Which seemed like it was playing on a right wing fear of Mexican-American labour unions. But maybe not since Nada does get the job and starts working shirtless, his improbable physique scoped out by Keith David's character Frank.


Nada needs a place to stay so he follows Frank to the shanty town where Frank lives across the street from a church. Frank later mentions having a wife and kids but we never see them. After Nada discovers the magic glasses that lets him see the aliens pretending to be humans, the film has its most perplexing scene when Nada and Frank get into a prolonged, five minute brawl.

It's a good fight scene, obviously Piper's in familiar territory. But it doesn't make any sense.

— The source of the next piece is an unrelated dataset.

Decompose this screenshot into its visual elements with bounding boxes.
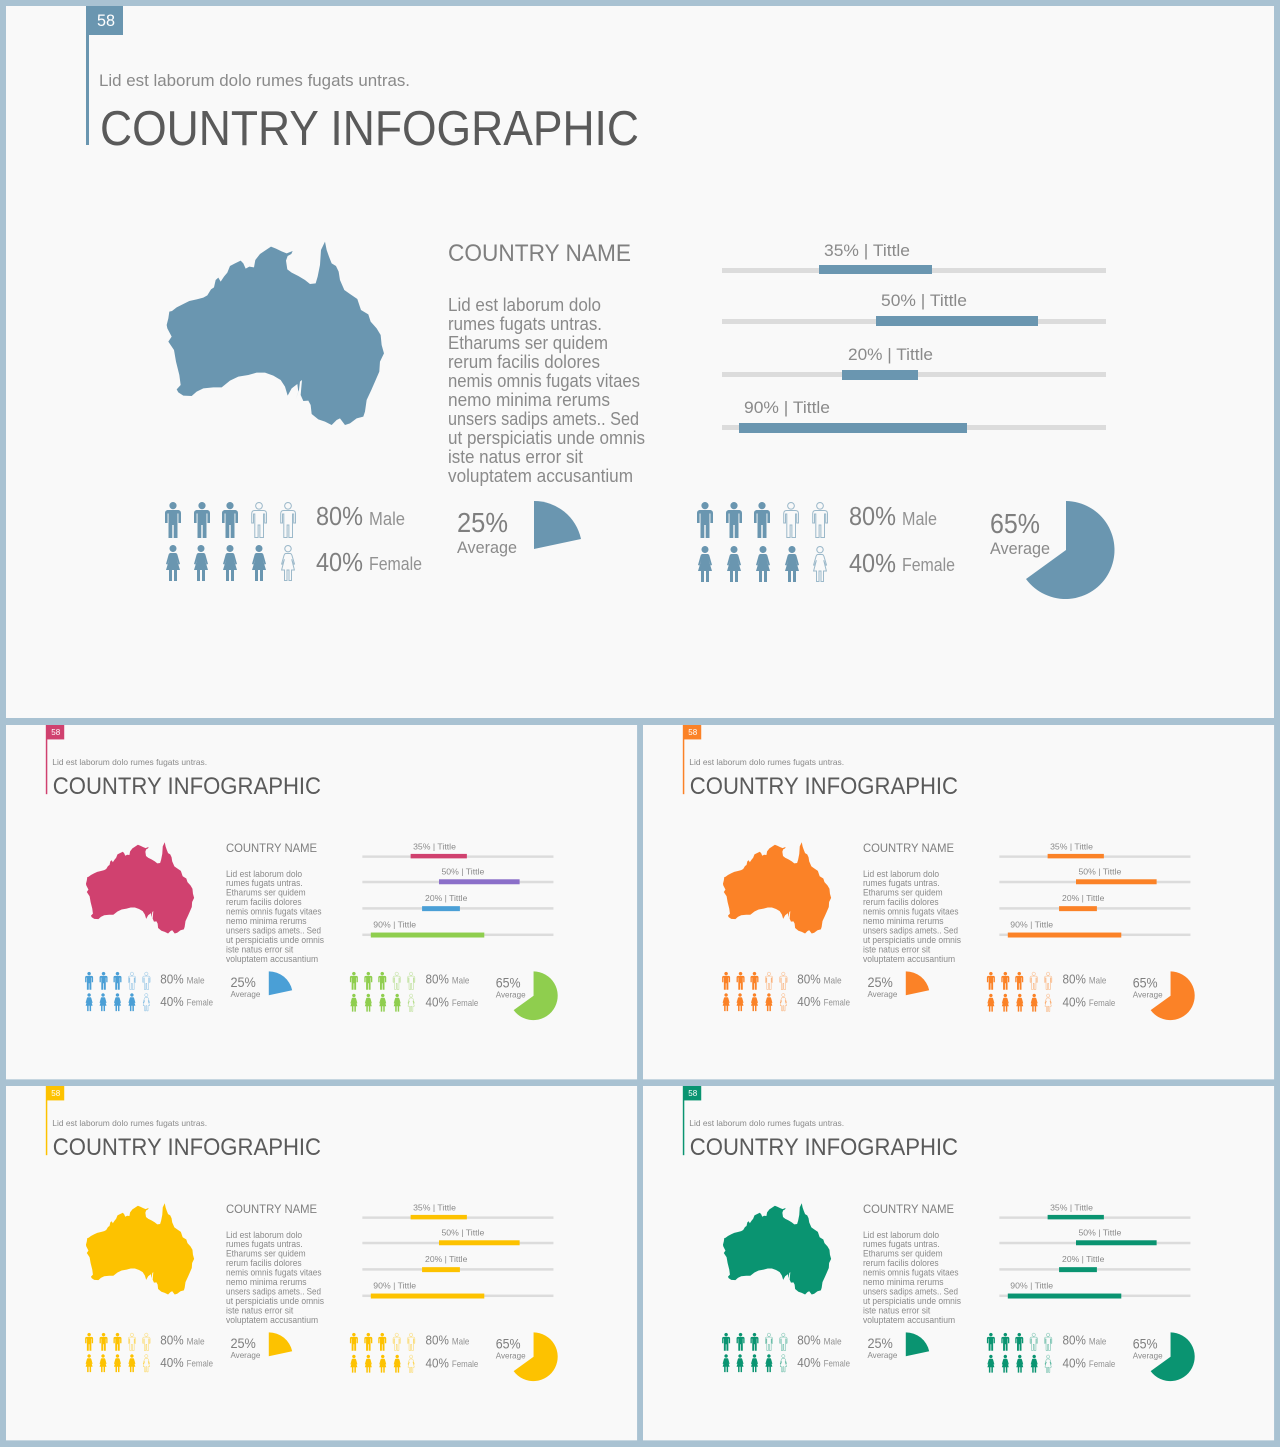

All Nada wanted was for Frank to wear the glasses and the fight erupts when Frank repeatedly refuses to do so. On Wikipedia, Carpenter is quoted as comparing it to the brawl between John Wayne and Victor McLaglen at the end of The Quiet Man. That fight was not a fight to the death and was designed as a way for two characters to work out their issues in a form of cultural subconscious hyper-masculine communication. These issues built over the whole movie having to do with tradition and pride--Wayne's character trying to buy land that McLaglen's felt was his by right, the issue further complicated by Wayne's relationship with McLaglen's sister and--well, you can go watch The Quiet Man. You should, it's a great movie. But Frank and Nada had nothing like that. They basically just seem friendly, if a little brisk, when suddenly Nada, who's anxious about the whole world apparently being taken over by aliens, puts everything aside to grapple with Frank, who apparently just can't put on a pair of fucking glasses.

When Frank finally puts on the glasses--seeing how things truly are--the two check into a cheap hotel room together, although they had to live in a shanty town before, and Nada says sarcastically, "Ain't love grand?" and starts telling Frank about how he was abused as a child. I am quite certain I'm not the first person to comment on what this seems like--I haven't even mentioned how encouragements to procreate through relationships with the opposite sex are part of the sinister subliminal messages Nada is able to see. The only female character is played by the sinister looking Meg Foster (most notable, to me, for playing the casino cashier in the new Twin Peaks).

Like I said, I don't like to impose a sexual identity on anyone, but how does any of this make sense if Nada and Frank aren't discovering a physical love for each other? Either way, Frank is oddly underdeveloped. If the two really are meant to be taken as being in love, it would have been nice if the film explored it more directly.

Aside from the political allegory, the film seems to be well-known for Roddy Piper's line about how he's "here to chew bubblegum and kick ass and I'm all out of bubblegum." The bullshitting humour in this reflects the humour found in much of the film, its irony never quite meshing with the ghoulish beings taking over the world and the real threat this presents. Maybe the discord is supposed to be there, though--it's supposed to be discomforting that aliens and Meg Foster are crashing the bubblegum party.